Today the House voted 220-213, along party lines to pass the Build Back Better Act. Yesterday Congressional Budget Office (CBO) released its highly anticipated score of the Build Back Better Act.
According to the CBO, the $1.75 trillion legislation will add $367 billion to the deficit over 10 years. Note that the CBO estimate, however, does not include the estimated $400 billion the Joint Committee on Taxation (JCT) estimates would be raised from increased tax enforcement by the Internal Revenue Service (IRS). With the vote by the House the reconciliation package, the BBB Act, has been sent to the Senate for further consideration.
With regard to the tax policy components of the package, CBO estimates that the Ways and Means Committee provisions will raise nearly $1.3 trillion in revenue, including through, among other things:
- Expanding the 3.8% net investment income tax to both active and inactive owners; applies to income, trusts and estates, and certain foreign derived income
- Imposing a surtax on high-income individuals
- 5% surtax on the modified adjusted gross income in excess of $5 million (married filing separately), $200,000 (estate or trust), and $10 million in all other cases
- Additional 3% surtax on the modified adjusted gross income in excess of $12.5 million (married filing separately), $500,000 (estate or trust), and $25 million in all other cases
- Making permanent the excess business loss limitation for non-corporate taxpayers, with special rules upon termination of estate or trust to allow an excess business loss carryover as a deduction to the beneficiaries succeeding to the property of the estate or trust
- Implementing restrictions (contribution limits and distribution rules) on individual retirement plans of high-income taxpayers (i.e., taxpayers with taxable income over $400,000) with large account balances (i.e., aggregate balance defined contribution accounts and IRAs is greater than $10 million)

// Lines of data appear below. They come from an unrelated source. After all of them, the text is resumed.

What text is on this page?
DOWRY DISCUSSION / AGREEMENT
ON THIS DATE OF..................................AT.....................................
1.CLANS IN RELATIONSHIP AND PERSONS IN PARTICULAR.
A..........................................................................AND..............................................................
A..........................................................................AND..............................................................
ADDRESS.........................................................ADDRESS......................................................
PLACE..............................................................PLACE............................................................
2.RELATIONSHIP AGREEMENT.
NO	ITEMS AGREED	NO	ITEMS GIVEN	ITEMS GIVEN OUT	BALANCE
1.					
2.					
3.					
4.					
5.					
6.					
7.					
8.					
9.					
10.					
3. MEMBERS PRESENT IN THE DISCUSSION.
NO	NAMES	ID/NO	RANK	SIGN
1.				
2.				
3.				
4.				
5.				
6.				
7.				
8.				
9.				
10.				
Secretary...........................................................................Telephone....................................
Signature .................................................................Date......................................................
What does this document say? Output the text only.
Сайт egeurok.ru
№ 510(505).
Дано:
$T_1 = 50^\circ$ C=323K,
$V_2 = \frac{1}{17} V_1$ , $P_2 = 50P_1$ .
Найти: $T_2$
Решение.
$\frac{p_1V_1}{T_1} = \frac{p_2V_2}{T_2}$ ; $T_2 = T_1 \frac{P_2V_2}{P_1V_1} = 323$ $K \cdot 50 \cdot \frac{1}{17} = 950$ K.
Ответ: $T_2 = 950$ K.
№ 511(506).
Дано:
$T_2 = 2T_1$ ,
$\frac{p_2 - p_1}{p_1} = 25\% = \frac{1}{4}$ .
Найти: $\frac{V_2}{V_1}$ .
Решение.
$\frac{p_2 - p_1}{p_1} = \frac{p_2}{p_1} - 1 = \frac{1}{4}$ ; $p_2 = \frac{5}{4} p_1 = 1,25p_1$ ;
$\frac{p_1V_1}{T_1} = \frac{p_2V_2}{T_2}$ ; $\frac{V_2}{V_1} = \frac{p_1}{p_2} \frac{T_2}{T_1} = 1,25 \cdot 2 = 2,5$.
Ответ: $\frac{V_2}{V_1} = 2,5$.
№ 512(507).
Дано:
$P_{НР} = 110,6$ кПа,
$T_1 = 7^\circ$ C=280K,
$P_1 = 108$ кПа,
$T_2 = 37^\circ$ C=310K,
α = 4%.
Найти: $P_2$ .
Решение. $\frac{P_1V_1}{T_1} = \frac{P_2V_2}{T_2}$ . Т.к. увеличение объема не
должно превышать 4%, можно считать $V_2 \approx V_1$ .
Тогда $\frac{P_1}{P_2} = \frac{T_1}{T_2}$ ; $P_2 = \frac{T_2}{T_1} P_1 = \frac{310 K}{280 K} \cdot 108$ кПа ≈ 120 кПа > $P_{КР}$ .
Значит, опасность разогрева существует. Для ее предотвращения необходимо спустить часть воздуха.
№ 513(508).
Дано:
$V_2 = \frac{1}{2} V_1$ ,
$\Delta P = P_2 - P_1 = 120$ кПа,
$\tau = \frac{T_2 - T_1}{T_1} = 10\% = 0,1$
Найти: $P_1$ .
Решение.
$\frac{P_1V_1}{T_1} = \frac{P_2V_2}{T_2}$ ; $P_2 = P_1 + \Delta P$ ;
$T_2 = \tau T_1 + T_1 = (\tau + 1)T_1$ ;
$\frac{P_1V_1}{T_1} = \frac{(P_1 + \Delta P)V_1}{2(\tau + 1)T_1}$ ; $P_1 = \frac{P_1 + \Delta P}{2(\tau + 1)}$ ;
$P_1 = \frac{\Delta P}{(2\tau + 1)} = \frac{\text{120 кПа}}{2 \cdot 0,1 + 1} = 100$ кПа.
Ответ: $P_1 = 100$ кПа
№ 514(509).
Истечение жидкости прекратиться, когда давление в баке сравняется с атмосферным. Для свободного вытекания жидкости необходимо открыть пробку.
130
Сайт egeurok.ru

Senate Democrats have already begun to express concerns about certain tax proposals included in the House bill and are poised to begin making various changes. For example, as we have previously highlighted, there are differing views in the Senate on how to approach the state and local tax (SALT) deduction cap. While House Democrats have proposed raising the cap from $10,000 to $80,000, there are two competing proposals in the Senate: (1) a proposal by Senator Bob Menendez (D-NJ) that would temporarily exempt taxpayers with yearly income under than $1,000,000 from the cap; and (2) a proposal by Senator Bernie Sanders (I-VT) that would permanently increase the cap for taxpayers with yearly income under $400,000. There is also an ongoing debate over other proposals, including potentially adding back in IRS reporting requirements for taxpayers engaging in certain transactions.